Now, a sister chemical to HMF, furfural, is beginning to gain the attention of cellulosic ethanol producers and academic researchers. Furfural is an almond-scented, oily, colorless liquid that turns yellow to dark brown when exposed to air. It is used as a solvent for refining lubricating oils, as a fungicide and weed killer and in the production of tetrahydrofuran, an important industrial solvent. In addition, furfural along with its sister molecule HMF, can serve as a building block for other potential transportation fuels including dimethylfuran and ethyl levulinate.
Furfural is produced by removing water from or dehydrating five-carbon sugars such as xylose and arabinose. These pentose sugars are commonly obtained from the hemicellulose fraction of biomass wastes like cornstalks, corncobs and the husks of peanuts and oats. In fact, in the 1920s several tons of furfural was produced each month from the cereal waste stockpiles at the Quaker Oats Co. in Cedar Rapids, Iowa. But cheap oil prices in the latter part of the 20th century brought domestic production of furfural to a veritable halt.
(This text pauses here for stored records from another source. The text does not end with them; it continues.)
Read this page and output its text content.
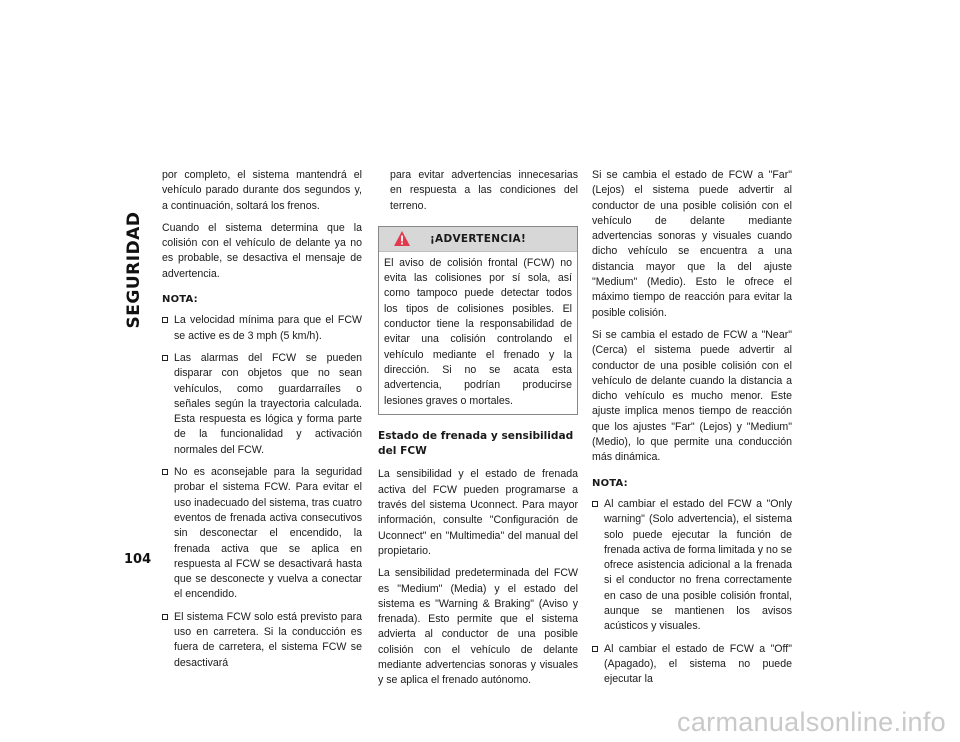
SEGURIDAD
104

por completo, el sistema mantendrá el vehículo parado durante dos segundos y, a continuación, soltará los frenos.

Cuando el sistema determina que la colisión con el vehículo de delante ya no es probable, se desactiva el mensaje de advertencia.

NOTA:
La velocidad mínima para que el FCW se active es de 3 mph (5 km/h).
Las alarmas del FCW se pueden disparar con objetos que no sean vehículos, como guardarraíles o señales según la trayectoria calculada. Esta respuesta es lógica y forma parte de la funcionalidad y activación normales del FCW.
No es aconsejable para la seguridad probar el sistema FCW. Para evitar el uso inadecuado del sistema, tras cuatro eventos de frenada activa consecutivos sin desconectar el encendido, la frenada activa que se aplica en respuesta al FCW se desactivará hasta que se desconecte y vuelva a conectar el encendido.
El sistema FCW solo está previsto para uso en carretera. Si la conducción es fuera de carretera, el sistema FCW se desactivará
para evitar advertencias innecesarias en respuesta a las condiciones del terreno.
¡ADVERTENCIA!
El aviso de colisión frontal (FCW) no evita las colisiones por sí sola, así como tampoco puede detectar todos los tipos de colisiones posibles. El conductor tiene la responsabilidad de evitar una colisión controlando el vehículo mediante el frenado y la dirección. Si no se acata esta advertencia, podrían producirse lesiones graves o mortales.
Estado de frenada y sensibilidad del FCW

La sensibilidad y el estado de frenada activa del FCW pueden programarse a través del sistema Uconnect. Para mayor información, consulte "Configuración de Uconnect" en "Multimedia" del manual del propietario.

La sensibilidad predeterminada del FCW es "Medium" (Media) y el estado del sistema es "Warning & Braking" (Aviso y frenada). Esto permite que el sistema advierta al conductor de una posible colisión con el vehículo de delante mediante advertencias sonoras y visuales y se aplica el frenado autónomo.

Si se cambia el estado de FCW a "Far" (Lejos) el sistema puede advertir al conductor de una posible colisión con el vehículo de delante mediante advertencias sonoras y visuales cuando dicho vehículo se encuentra a una distancia mayor que la del ajuste "Medium" (Medio). Esto le ofrece el máximo tiempo de reacción para evitar la posible colisión.

Si se cambia el estado de FCW a "Near" (Cerca) el sistema puede advertir al conductor de una posible colisión con el vehículo de delante cuando la distancia a dicho vehículo es mucho menor. Este ajuste implica menos tiempo de reacción que los ajustes "Far" (Lejos) y "Medium" (Medio), lo que permite una conducción más dinámica.

NOTA:
Al cambiar el estado del FCW a "Only warning" (Solo advertencia), el sistema solo puede ejecutar la función de frenada activa de forma limitada y no se ofrece asistencia adicional a la frenada si el conductor no frena correctamente en caso de una posible colisión frontal, aunque se mantienen los avisos acústicos y visuales.
Al cambiar el estado de FCW a "Off" (Apagado), el sistema no puede ejecutar la
carmanualsonline.info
Today, about 90 percent of furfural production capacity is installed in three countries, China, which houses the most at about 74 percent, South Africa and the Dominican Republic, according to SRI Consulting, an international business research service for the chemical industry. However, in this climate of unprecedented high oil prices, interest in producing furfural in the United States is growing.
“One of the largest applications of furfural was to convert it into tetrahydrofuran,” explains Kendall Pye, chief scientific officer at Lignol Innovations Ltd., a Canadian developer of biorefining technologies and a subsidiary of Lignol Energy Corp. But the oil industry found a way to make furans from petroleum-based maleic anhydride. However, when oil prices were sky high there was a renewed interest in producing furfural.
Lignol Innovations Process Diagram

Source: Kendall pye
A Biorefinery Revenue Stream
In the cellulosic ethanol production technology employed by Lignol, furfural represents a “happy coincidence,” a potentially lucrative consequence of the process. “We don’t deliberately make furfural,” Pye explains. “The whole objective of our biorefinery is to cook up wood under pressure and relatively high temperatures to remove lignin.” The process produces a highly pure lignin that can exceed the value of the ethanol that is subsequently produced from glucose obtained from the cellulose. In addition, it turns out that as the hemicellulose fraction of the wood continues to cook, the polymer degrades into the xylose sugars, which under those same process conditions, turns into furfural. “We get furfural as a consequence of the conditions that we use in our process,” Pye says.
This up-front, delignification process was first developed by the University of Pennsylvania and General Electric in the early 1970s. Later dubbed the Alcell pulping process, it was commercialized and applied to the pulp and paper industry in the ’90s. Lignol acquired the technology in 2001 and modified it by recently developing processes for saccharification and fermentation. This summer, the company announced that it has begun building a 100,000-liter (26,000 gallon) ethanol pilot plant on the campus of the British Columbia Institute of Technology in Burnaby, British Columbia. The company also has plans to build a commercial-scale demonstration plant that will be based in Colorado, which will be partially funded by a $30 million U.S. DOE grant.
“We regard this technology as being the closest thing to a high-quality biorefinery,” Pye says. “We take wood and split it up into its various fractions and get the highest value we can for each of those fractions.”
Although ethanol and lignin will be the primary products of the process, furfural will provide a third source of revenue. The significance of that money stream, however, will depend on the source of the feedstock. Softwoods like lodgepole pine harbor less xylose than hardwoods or annual crops such as straw and corn stover. But in a demonstration-size plant that processes hundreds of tons of biomass per day, the proportion of furfural that can be extracted from a softwood feedstock would still be significant, Pye says.